In cases which showed marked shrinkage of PM in second look laparoscopy, gastrectomy was performed in 45% of patients at 6–48 weeks (median 27 weeks) after initiation of combination chemotherapy. Accordingly, R0 resection was performed in 70% patients, however, complete histological response (grade 3) was achieved in only one (5%) patient. Response rates were lower than expected and not so different from that of the previous series using IP-PTX plus S-1/PTX regimen.25 This might be related to the fact that the total dose of systemic oxaliplatin administrated was reduced from the original plan in many patients. However, outcomes of pateints who underwent gastrectomy were excellent with a 1-year OS rate of 100%, and MST was not reached, which is much better than that in patients who did not undergo gastrectomy (1-year OS = 62.5%, MST = 12.9). Although this result suggests a possibility that gastrectomy may contribute to prolongation of survival, it is not clear evidence due to selection bias. A comparative study is necessary to clarify clinical significance of conversion gastrectomy.
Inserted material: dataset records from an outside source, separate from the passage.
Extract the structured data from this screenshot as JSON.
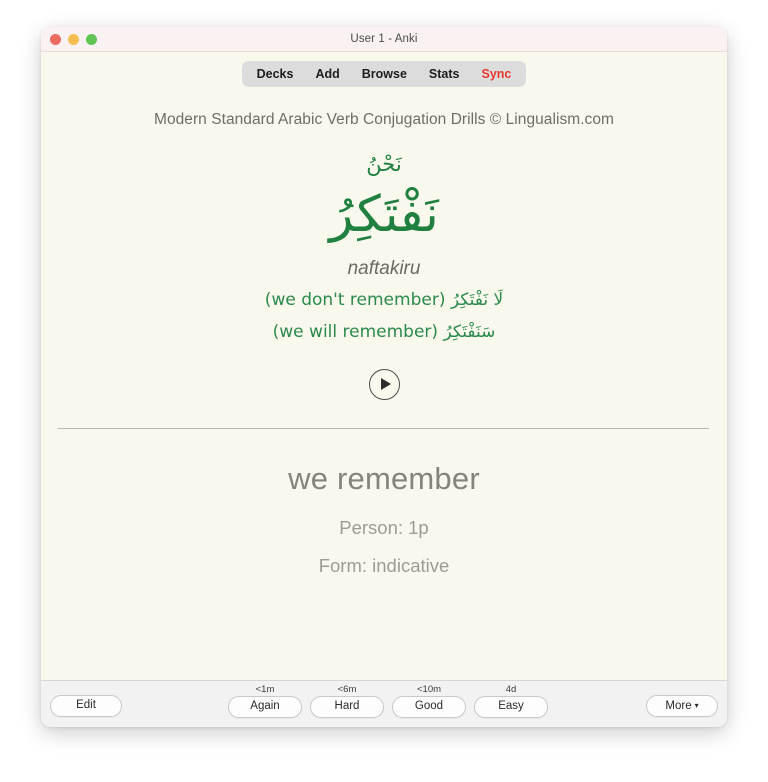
{
  "window": {
    "title": "User 1 - Anki",
    "traffic_lights": [
      "close-button",
      "minimize-button",
      "zoom-button"
    ]
  },
  "toolbar": {
    "items": [
      {
        "label": "Decks",
        "name": "decks"
      },
      {
        "label": "Add",
        "name": "add"
      },
      {
        "label": "Browse",
        "name": "browse"
      },
      {
        "label": "Stats",
        "name": "stats"
      },
      {
        "label": "Sync",
        "name": "sync",
        "color": "#e8392f"
      }
    ]
  },
  "card": {
    "deck_header": "Modern Standard Arabic Verb Conjugation Drills © Lingualism.com",
    "pronoun": "نَحْنُ",
    "verb": "نَفْتَكِرُ",
    "transliteration": "naftakiru",
    "negative_form": "لَا نَفْتَكِرُ (we don't remember)",
    "future_form": "سَنَفْتَكِرُ (we will remember)",
    "play_icon": "play-icon",
    "answer": "we remember",
    "person": "Person: 1p",
    "form": "Form: indicative",
    "accent_green": "#1f8040",
    "background": "#f8f8ed"
  },
  "bottom_bar": {
    "edit_label": "Edit",
    "more_label": "More",
    "more_caret": "▾",
    "ease_buttons": [
      {
        "interval": "<1m",
        "label": "Again"
      },
      {
        "interval": "<6m",
        "label": "Hard"
      },
      {
        "interval": "<10m",
        "label": "Good"
      },
      {
        "interval": "4d",
        "label": "Easy"
      }
    ]
  }
}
The strategy of using neoadjuvant intraperitoneal and systemic chemotherapy (NIPS) followed by gastrectomy has been used for treatment of patients with PM of GC for many years. Yonemura et al. reported that the 1-year OS rate and MST were 67.4% and 15.0 months, respectively, in patients who were treated with NIPS with S-1 and IP administration of docetaxel (DTX) and cisplatin followed by cytoreductive surgery.34 Fujiwara et al. also reported a 1-year OS rate and MST of 76% and 24.6 months, respectively, in patients who underwent gastrectomy after S-1 + IP-DTX.35 The 1-year OS and MST of the patients who undergo gastrectomy after treatment with IP-PTX plus S-1/PTX were 73.3% and 30.5 months, respectively.25 Outcomes of patients in this study exceed those results. In the present series, many patients could continue IP-PTX receiving a median of 14 (1–48) courses even after surgery, although systemic oxaliplatin was often suspended during the treatment cycle, which may lead to favorable outcomes. In fact, two patients who underwent R2 resection received IP-PTX for 10 and 24 courses and survived for 14 and 26 months, respectively. This suggests that the repetition of IP-PTX is important for prolonging survival in these patients.
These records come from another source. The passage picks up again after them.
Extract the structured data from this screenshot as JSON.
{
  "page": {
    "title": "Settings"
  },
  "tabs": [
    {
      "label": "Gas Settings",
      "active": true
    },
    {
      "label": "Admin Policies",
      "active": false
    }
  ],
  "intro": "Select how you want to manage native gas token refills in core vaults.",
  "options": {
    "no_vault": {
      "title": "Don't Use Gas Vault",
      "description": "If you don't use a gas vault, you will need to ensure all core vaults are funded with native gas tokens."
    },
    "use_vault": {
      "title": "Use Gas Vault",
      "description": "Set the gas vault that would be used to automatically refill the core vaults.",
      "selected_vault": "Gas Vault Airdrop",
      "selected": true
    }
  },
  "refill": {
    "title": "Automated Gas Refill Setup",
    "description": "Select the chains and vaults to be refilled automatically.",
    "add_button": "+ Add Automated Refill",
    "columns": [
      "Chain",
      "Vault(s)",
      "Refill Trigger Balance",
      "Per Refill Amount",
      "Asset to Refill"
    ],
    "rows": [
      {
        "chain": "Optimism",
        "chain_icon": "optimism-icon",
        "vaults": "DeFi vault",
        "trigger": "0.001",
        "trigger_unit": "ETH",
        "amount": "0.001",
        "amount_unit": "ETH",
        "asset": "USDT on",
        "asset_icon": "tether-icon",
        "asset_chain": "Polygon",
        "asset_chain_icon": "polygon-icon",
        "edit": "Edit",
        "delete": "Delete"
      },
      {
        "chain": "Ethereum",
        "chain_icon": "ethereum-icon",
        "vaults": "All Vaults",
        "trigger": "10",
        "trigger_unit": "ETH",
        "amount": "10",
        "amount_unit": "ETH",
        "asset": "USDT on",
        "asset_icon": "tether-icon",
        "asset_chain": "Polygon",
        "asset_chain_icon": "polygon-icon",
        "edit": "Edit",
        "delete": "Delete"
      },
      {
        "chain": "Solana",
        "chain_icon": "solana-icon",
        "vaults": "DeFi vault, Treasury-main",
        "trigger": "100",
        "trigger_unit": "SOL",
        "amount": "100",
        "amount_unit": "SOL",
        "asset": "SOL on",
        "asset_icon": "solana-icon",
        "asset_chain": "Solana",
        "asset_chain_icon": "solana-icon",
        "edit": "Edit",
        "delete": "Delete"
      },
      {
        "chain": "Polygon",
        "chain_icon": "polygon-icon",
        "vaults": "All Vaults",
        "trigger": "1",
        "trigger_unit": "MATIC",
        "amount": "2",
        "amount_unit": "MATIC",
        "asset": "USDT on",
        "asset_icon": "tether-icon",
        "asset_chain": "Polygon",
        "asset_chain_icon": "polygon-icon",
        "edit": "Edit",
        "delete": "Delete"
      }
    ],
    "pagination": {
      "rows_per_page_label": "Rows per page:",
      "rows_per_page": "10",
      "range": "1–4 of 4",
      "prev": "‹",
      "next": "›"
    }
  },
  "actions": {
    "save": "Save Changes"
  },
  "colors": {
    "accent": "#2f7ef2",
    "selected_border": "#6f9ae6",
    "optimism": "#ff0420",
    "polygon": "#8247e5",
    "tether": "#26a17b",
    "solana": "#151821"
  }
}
In the IP-PTX and S1/PTX combination chemotherapy regimen, we have treated many patients for whom PM had been controlled for years while the primary tumor or other distant metastases progressed within months, which hampered the continuation of chemotherapy. Therefore, gastrectomy in these patients might have been effective to prevent clinical symptoms caused by regrowth of primary tumor or extraperitoneal lesions and may contribute to maintaining quality of life during the entire treatment course. In that sense, gastrectomy in this study is not definitive “conversion surgery” resulting in curability, but might be more appropriately referred as “interval debulking surgery” as in the treatment of ovarian cancer.36

In conclusion, IP-PTX combined with S1/oxaliplatin, although dose reduction is necessary in some cases, can be used for induction chemotherapy for treatment of patients with PM from GC. Gastrectomy performed after an excellent response in PM may contribute to the improvement of patient outcomes. The indication criteria to perform resection are the most crucial issue in the future. In the present study, we performed gastrectomy only in patients who showed obvious shrinkage of PM by laparoscopic examination as well as having negative peritoneal cytology. Judging from the results of this study, the strategy employed appears to be reasonable. However, laparoscopy under general anesthesia induces surgical stress which might have adverse effects from an oncological perspective. Further studies to verify the indication, as well as to determine the appropriate timing of surgery, are warranted. Discovery of biomarkers to define the patient population in whom surgery can result in real survival benefit would be ideal.